Bruce Tegner was a lifelong martial artist and prolific writer of martial arts books. He had over 80 books in print. He was born on October 29, 1929 in Cook County, Chicago, Illinois and he passed away in 1985 at the age of 56.
Bruce Tegner’s parents were judo and jujutsu instructors and Bruce Tegner was only 2 years old when he began his martial arts training under his parents. During his lifetime he studied judo, jujutsu, aikido, karate, Japanese sword and stick fighting, Savate (French foot and fist fighting), tai chi, and other Chinese kung fu forms.
By the time Bruce Tegner was 21 years old, he had already won California’s State title and he began writing books on judo, jujitsu, aikido, t’ai chi, karate, and kung fu. He included three types of training in his books, training for Sport martial arts, training for Classical martial arts, and Self-Defense training.
Bruce Tegner began training in the traditional and stylized Asian styles of martial arts, but as an adult he became concerned that much of the stylization and formality did not fit into modern self defense. The prevalent belief at the time was that it took a lifetime of rigorous training to become a proficient martial artist, and a martial artist was expected to be an athlete as well. Bruce Tegner acknowledged that these long-held beliefs arose from a history where martial artists were warriors by occupation, fought as a professionals and therefore had to remained athletically fit and prepared for battle. But in modern society people needed to defend themselves, and most are not full time military, so they need practical self-defense.

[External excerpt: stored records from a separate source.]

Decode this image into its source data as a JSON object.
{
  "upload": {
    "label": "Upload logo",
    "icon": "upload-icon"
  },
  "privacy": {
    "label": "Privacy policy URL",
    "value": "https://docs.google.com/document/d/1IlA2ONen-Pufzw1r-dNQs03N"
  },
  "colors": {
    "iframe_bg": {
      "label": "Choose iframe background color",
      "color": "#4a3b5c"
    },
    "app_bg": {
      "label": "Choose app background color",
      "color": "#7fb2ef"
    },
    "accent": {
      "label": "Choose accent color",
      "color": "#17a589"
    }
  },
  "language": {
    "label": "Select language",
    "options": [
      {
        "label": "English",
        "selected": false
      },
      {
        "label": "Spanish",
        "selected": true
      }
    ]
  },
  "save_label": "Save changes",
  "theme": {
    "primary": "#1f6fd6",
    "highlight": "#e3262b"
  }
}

In a time when even traditional martial arts instruction was very difficult to find, Bruce Tegner set out to teach modern practical self-defense that did not require many years of rigorous physical training or great athletic strength and prowess. An ordinary person did not need to be an athlete in order to defend himself and the simplier the self defense techniques the better. Bruce Tegner taught that there are no pat answers and that the most important weapon we have is our mind.
Bruce Tegner remained consistent with his martial arts roots and many of his books are introductions to the traditional martial arts, but he also integrated the self-defense techniques of judo, jujutsu, and karate into a practical self-defense instructional program he called Jukado. He did not require physical prowess or strength from his students, but he strongly encouraged physical fitness because it improved training and a person’s chances of survival in self-defense situations. He often touted the health benefits of remaing physically fit as well.
Bruce Tegner led an active martial arts career. He instructed U.S. military instructors; devised law enforcement self-defense courses; created fight scenes for film studios, and between 1952 and 1967 he operated his own martial arts dojo in Hollywood, California. Bruce Tegner personally instructed several notable Hollywood actors who found the martial arts instruction useful in their acting careers. The spectacular fight scene between actors Frank Sinatra and Henry Silva in the 1962 movie, Manchurian Candidate, was choreographed by Bruce Tegner. The sequence in this movies is regarded by some to be one of Hollywood’s classic fight scenes. Bruce incorporated both judo and karate-like techniques into the fight scene and the “on-guard stance” adopted by the opponents in the scene is from Bruce Tegner’s own Jukado self-defense system.
Like Bruce Lee, Bruce Tegner encountered opposition and criticism to his ideas of reformatting the highly traditional and stylized elements of martial arts in the search for a practical and more versatile form of modern self-defense. Bruce Tegner and Lee were not iconoclasts as many critics accused. They preferred to think of themselves as modern martial artists who worked to modernize the empty hand martial arts. Although Bruce Tegner wished to create a more practical self defense, he did not minimize dojo traditional or etiquette and continued to respected the dignity and safety of his students.
In the mid-1970s, Bruce Tegner taught judo at Moorpark College and Ventura College in Southern California and he served as judo instructor for the Self-Defense program in the Criminology Department at Moorpark College.
In recent years modernized, empty hand, self-defense has become more accepted in the martial arts community and is receiving great study in the United States and around the world. But Bruce Tegner did not receive the credit he deserved as one of the great pioneers of the martial arts. After his death from a heart attack on August 28, 1985, in Ventura, California, Tegner was largely forgotten. His books on traditional martial arts and modern self-defense are out of print, but remain available for purchase from private individuals on the Internet.